Сестра Кэтрин говорит:
- Ты можешь переписываться с мужчинами, которые сидят в тюрьме. Им все равно, как ты выглядишь.
Объяснять ей в письменном виде, что я испытываю в данный момент, мне просто не охота. На это уйдет слишком много времени и сил.
Я хлебаю свой супчик, а сестра Кэтрин зачитывает мне вслух некоторые из объявлений. На ее взгляд, предпочтение стоит отдать поджигателям. Или ворам-взломщикам. Или неплательщикам налогов.
Она говорит:
- Вступать в связь с насильником у тебя наверняка нет никакого желания. Эти люди безнадежно испорчены.
Произнеся речь об одиноких мужчинах за решеткой, посаженных за вооруженное ограбление и непредумышленное убийство, она вдруг замолкает и спрашивает, что со мной. Потом берет мою руку и глядит на пластмассовый браслет с именем у меня на запястье, словно разговаривает с ним.
"Эх ты, модель рук! - думаю я со злобной иронией. - Побрякушки, которые ты рекламируешь, так прекрасны, что сама господня невеста не может отвести от них взгляда!"
Сестра Кэтрин спрашивает:
- Что ты чувствуешь?

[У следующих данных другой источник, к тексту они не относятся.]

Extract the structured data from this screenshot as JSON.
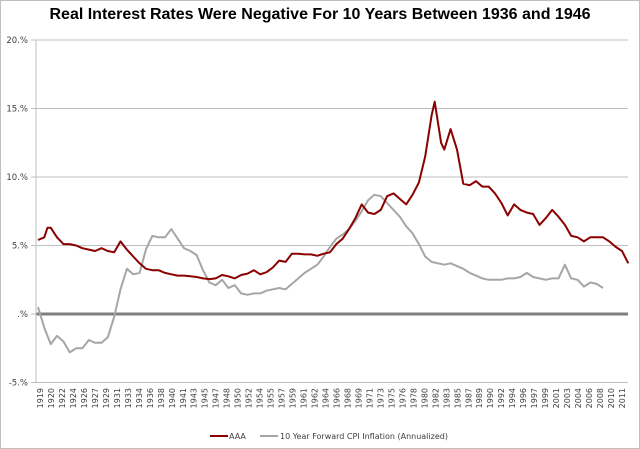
{
  "chart_data": {
    "type": "line",
    "title": "Real Interest Rates Were Negative For 10 Years Between 1936 and 1946",
    "xlabel": "",
    "ylabel": "",
    "ylim": [
      -5,
      20
    ],
    "xlim": [
      1919,
      2012
    ],
    "y_ticks": [
      20,
      15,
      10,
      5,
      0,
      -5
    ],
    "y_tick_labels": [
      "20.%",
      "15.%",
      "10.%",
      "5.%",
      ".%",
      "-5.%"
    ],
    "x_tick_labels": [
      "1919",
      "1920",
      "1922",
      "1924",
      "1926",
      "1927",
      "1929",
      "1931",
      "1933",
      "1934",
      "1936",
      "1938",
      "1940",
      "1941",
      "1943",
      "1945",
      "1947",
      "1948",
      "1950",
      "1952",
      "1954",
      "1955",
      "1957",
      "1959",
      "1961",
      "1962",
      "1964",
      "1966",
      "1968",
      "1969",
      "1971",
      "1973",
      "1975",
      "1976",
      "1978",
      "1980",
      "1982",
      "1983",
      "1985",
      "1987",
      "1989",
      "1990",
      "1992",
      "1994",
      "1996",
      "1997",
      "1999",
      "2001",
      "2003",
      "2004",
      "2006",
      "2008",
      "2010",
      "2011"
    ],
    "grid": true,
    "legend": "bottom",
    "series": [
      {
        "name": "AAA",
        "color": "#8b0000",
        "x": [
          1919,
          1920,
          1920.5,
          1921,
          1922,
          1923,
          1924,
          1925,
          1926,
          1927,
          1928,
          1929,
          1930,
          1931,
          1932,
          1933,
          1934,
          1935,
          1936,
          1937,
          1938,
          1939,
          1940,
          1941,
          1942,
          1943,
          1944,
          1945,
          1946,
          1947,
          1948,
          1949,
          1950,
          1951,
          1952,
          1953,
          1954,
          1955,
          1956,
          1957,
          1958,
          1959,
          1960,
          1961,
          1962,
          1963,
          1964,
          1965,
          1966,
          1967,
          1968,
          1969,
          1970,
          1971,
          1972,
          1973,
          1974,
          1975,
          1976,
          1977,
          1978,
          1979,
          1980,
          1980.5,
          1981,
          1981.5,
          1982,
          1982.5,
          1983,
          1984,
          1985,
          1986,
          1987,
          1988,
          1989,
          1990,
          1991,
          1992,
          1993,
          1994,
          1995,
          1996,
          1997,
          1998,
          1999,
          2000,
          2001,
          2002,
          2003,
          2004,
          2005,
          2006,
          2007,
          2008,
          2009,
          2010,
          2011,
          2012
        ],
        "y": [
          5.4,
          5.6,
          6.3,
          6.3,
          5.6,
          5.1,
          5.1,
          5.0,
          4.8,
          4.7,
          4.6,
          4.8,
          4.6,
          4.5,
          5.3,
          4.7,
          4.2,
          3.7,
          3.3,
          3.2,
          3.2,
          3.0,
          2.9,
          2.8,
          2.8,
          2.75,
          2.7,
          2.6,
          2.55,
          2.6,
          2.85,
          2.75,
          2.6,
          2.85,
          2.95,
          3.2,
          2.9,
          3.05,
          3.4,
          3.9,
          3.8,
          4.4,
          4.4,
          4.35,
          4.35,
          4.25,
          4.4,
          4.5,
          5.1,
          5.5,
          6.2,
          7.0,
          8.0,
          7.4,
          7.3,
          7.6,
          8.6,
          8.8,
          8.4,
          8.0,
          8.7,
          9.6,
          11.5,
          13.0,
          14.5,
          15.5,
          14.0,
          12.5,
          12.0,
          13.5,
          12.0,
          9.5,
          9.4,
          9.7,
          9.3,
          9.3,
          8.8,
          8.1,
          7.2,
          8.0,
          7.6,
          7.4,
          7.3,
          6.5,
          7.0,
          7.6,
          7.1,
          6.5,
          5.7,
          5.6,
          5.3,
          5.6,
          5.6,
          5.6,
          5.3,
          4.9,
          4.6,
          3.7
        ]
      },
      {
        "name": "10 Year Forward CPI Inflation (Annualized)",
        "color": "#a6a6a6",
        "x": [
          1919,
          1920,
          1921,
          1922,
          1923,
          1924,
          1925,
          1926,
          1927,
          1928,
          1929,
          1930,
          1931,
          1932,
          1933,
          1934,
          1935,
          1936,
          1937,
          1938,
          1939,
          1940,
          1941,
          1942,
          1943,
          1944,
          1945,
          1946,
          1947,
          1948,
          1949,
          1950,
          1951,
          1952,
          1953,
          1954,
          1955,
          1956,
          1957,
          1958,
          1959,
          1960,
          1961,
          1962,
          1963,
          1964,
          1965,
          1966,
          1967,
          1968,
          1969,
          1970,
          1971,
          1972,
          1973,
          1974,
          1975,
          1976,
          1977,
          1978,
          1979,
          1980,
          1981,
          1982,
          1983,
          1984,
          1985,
          1986,
          1987,
          1988,
          1989,
          1990,
          1991,
          1992,
          1993,
          1994,
          1995,
          1996,
          1997,
          1998,
          1999,
          2000,
          2001,
          2002,
          2003,
          2004,
          2005,
          2006,
          2007,
          2008
        ],
        "y": [
          0.5,
          -1.0,
          -2.2,
          -1.6,
          -2.0,
          -2.8,
          -2.5,
          -2.5,
          -1.9,
          -2.1,
          -2.1,
          -1.7,
          -0.2,
          1.8,
          3.3,
          2.9,
          3.0,
          4.7,
          5.7,
          5.6,
          5.6,
          6.2,
          5.5,
          4.8,
          4.6,
          4.3,
          3.2,
          2.3,
          2.1,
          2.5,
          1.9,
          2.1,
          1.5,
          1.4,
          1.5,
          1.5,
          1.7,
          1.8,
          1.9,
          1.8,
          2.2,
          2.6,
          3.0,
          3.3,
          3.6,
          4.2,
          4.9,
          5.5,
          5.8,
          6.2,
          6.8,
          7.5,
          8.3,
          8.7,
          8.6,
          8.1,
          7.6,
          7.1,
          6.4,
          5.9,
          5.1,
          4.2,
          3.8,
          3.7,
          3.6,
          3.7,
          3.5,
          3.3,
          3.0,
          2.8,
          2.6,
          2.5,
          2.5,
          2.5,
          2.6,
          2.6,
          2.7,
          3.0,
          2.7,
          2.6,
          2.5,
          2.6,
          2.6,
          3.6,
          2.6,
          2.5,
          2.0,
          2.3,
          2.2,
          1.9
        ]
      }
    ]
  }
}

Какая потеха!
Она продолжает:
- Неужели тебе совсем не хочется влюбиться? Фотограф в моей голове говорит:
Покажи мне терпение.
Вспышка.
Покажи мне самообладание.
Вспышка.
Все дело в том, что у меня всего лишь половина лица.
А на ватных тампонах под бинтами, приложенных к моей ране, до сих пор появляются новые, хоть и очень маленькие, пятна крови. Один из докторов - он совершает утренний обход и каждый день проверяет мою повязку - говорит, что рана до сих пор кровоточит.
Я по сей день не могу разговаривать.
Я должна забыть о карьере.
Я питаюсь лишь детскими смесями. И никто никогда больше не посмотрит на меня как на лауреата государственной премии.
Я пишу на листе бумаги:
со мной все в порядке.
все хорошо.
- Ты ведь даже как следует не погоревала, - говорит сестра Кэтрин. - Тебе не помешает хорошенько
поплакать. А потом смириться со своей участью. Ты ведешь себя слишком спокойно. Я пишу:
не смеши меня мое лицо, если я заплачу, вообще расплывется так считает доктор.
Вообще- то я рада. Наконец хоть кто-то это заметил. Все это время я сохраняла нечеловеческое спокойствие. Можно сказать, я была самим олицетворением невозмутимости. Я ни на мгновение не поддалась панике. Я видела собственную кровь, и сопли, и то, как осколки моих раскрошившихся зубов ударяются о приборную доску, но в истерику не впадала. Выкидывать подобные номера бессмысленно, если поблизости нет аудитории. Паникерствовать наедине с самим собой -все равно что хохотать, закрывшись в пустой комнате. Так может поступить разве что ненормальный.